Но может быть, и на самом деле еще недостаточно вернуться оттуда, может быть, такова участь каждого, кто ушел от смерти? Никто никогда их не поймет, и никто не осмелится расспросить о подлинном смысле происшедшего. О чем же он думал в ту минуту, когда решил, что все кончено? Обхватив голову руками, чтобы укрыться от оглушительного рева, возносившегося над землей, штурман попытался взглянуть в лицо тому, о чем он и сам избегал думать. После памятной ночи эта мысль, неуловимая, но упорная, неотступно преследовала его, не давала ему покоя, как он ни старался от нее отмахнуться. Он промолчал, когда его расспрашивали офицеры, промолчал и перед Адмиралом, который ничего не желал знать. Вызывая в памяти образ молодой женщины, он пытался подавить ату мысль, но властный зов самолетов заставил ее наконец прорваться в его душе. Да, когда он готов был воскликнуть в один голос со стрелком: «Что случилось?», он понял, что пробила роковая минута. Стрелок мог бы и не удивляться так. Конечно, он не успел предупредить пилота о том, что сверху на них несется самолет, но сам-то он знал, в чем дело. Самолет нырнул под них, и как раз в этот момент все затрещало, два винта из четырех были сломаны и крыло покорежено. А у того самолета, наверное, разнесло оба киля и руль высоты. Но все произошло столь внезапно и страшно, что невозможно было найти слова, и, как весь экипаж, как сам штурман, стрелок словно оцепенел. На языке вертелись только пустые фразы, вроде: «Что случилось?»

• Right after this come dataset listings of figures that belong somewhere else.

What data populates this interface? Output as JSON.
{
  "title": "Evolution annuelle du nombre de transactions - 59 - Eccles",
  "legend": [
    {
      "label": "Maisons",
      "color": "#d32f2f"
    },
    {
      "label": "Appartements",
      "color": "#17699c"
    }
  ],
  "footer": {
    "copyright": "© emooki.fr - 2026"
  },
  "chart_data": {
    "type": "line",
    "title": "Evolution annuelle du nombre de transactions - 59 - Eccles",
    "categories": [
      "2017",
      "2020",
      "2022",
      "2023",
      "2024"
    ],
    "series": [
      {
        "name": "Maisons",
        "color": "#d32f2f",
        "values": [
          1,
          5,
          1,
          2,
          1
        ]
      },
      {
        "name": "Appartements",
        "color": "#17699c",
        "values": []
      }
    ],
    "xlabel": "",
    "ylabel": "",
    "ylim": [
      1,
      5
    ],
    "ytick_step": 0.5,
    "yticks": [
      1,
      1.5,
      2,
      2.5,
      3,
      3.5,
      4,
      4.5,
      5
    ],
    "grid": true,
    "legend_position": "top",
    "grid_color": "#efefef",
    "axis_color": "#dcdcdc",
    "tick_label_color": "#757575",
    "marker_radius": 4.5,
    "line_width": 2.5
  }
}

Что ж, штурман не раз говорил себе, что встречи с другим берегом ему не избежать. Каждую ночь, покинув свой берег, они погружались во мрак и сверкание разбушевавшегося океана, и, избежав встречи с другим берегом, возвращались назад. И вдруг штурман очутился прямо перед ним, словно ему открылся мрак еще более непроглядный. Самолет должен был вот-вот развалиться. Падать он будет считанные секунды и, точно огромное дерево, ломая ветки, с чудовищным треском рухнет на землю. Штурману уже нечего было желать, но ведь мог он о чем-то сожалеть. Однако, охваченный оцепенением, он ни о чем и ни о ком не сожалел. Словно безучастный зритель, он хладнокровно ожидал собственной гибели, безрадостно принимая судьбу точно так же, как принимал все, что приходилось ему делать с начала войны.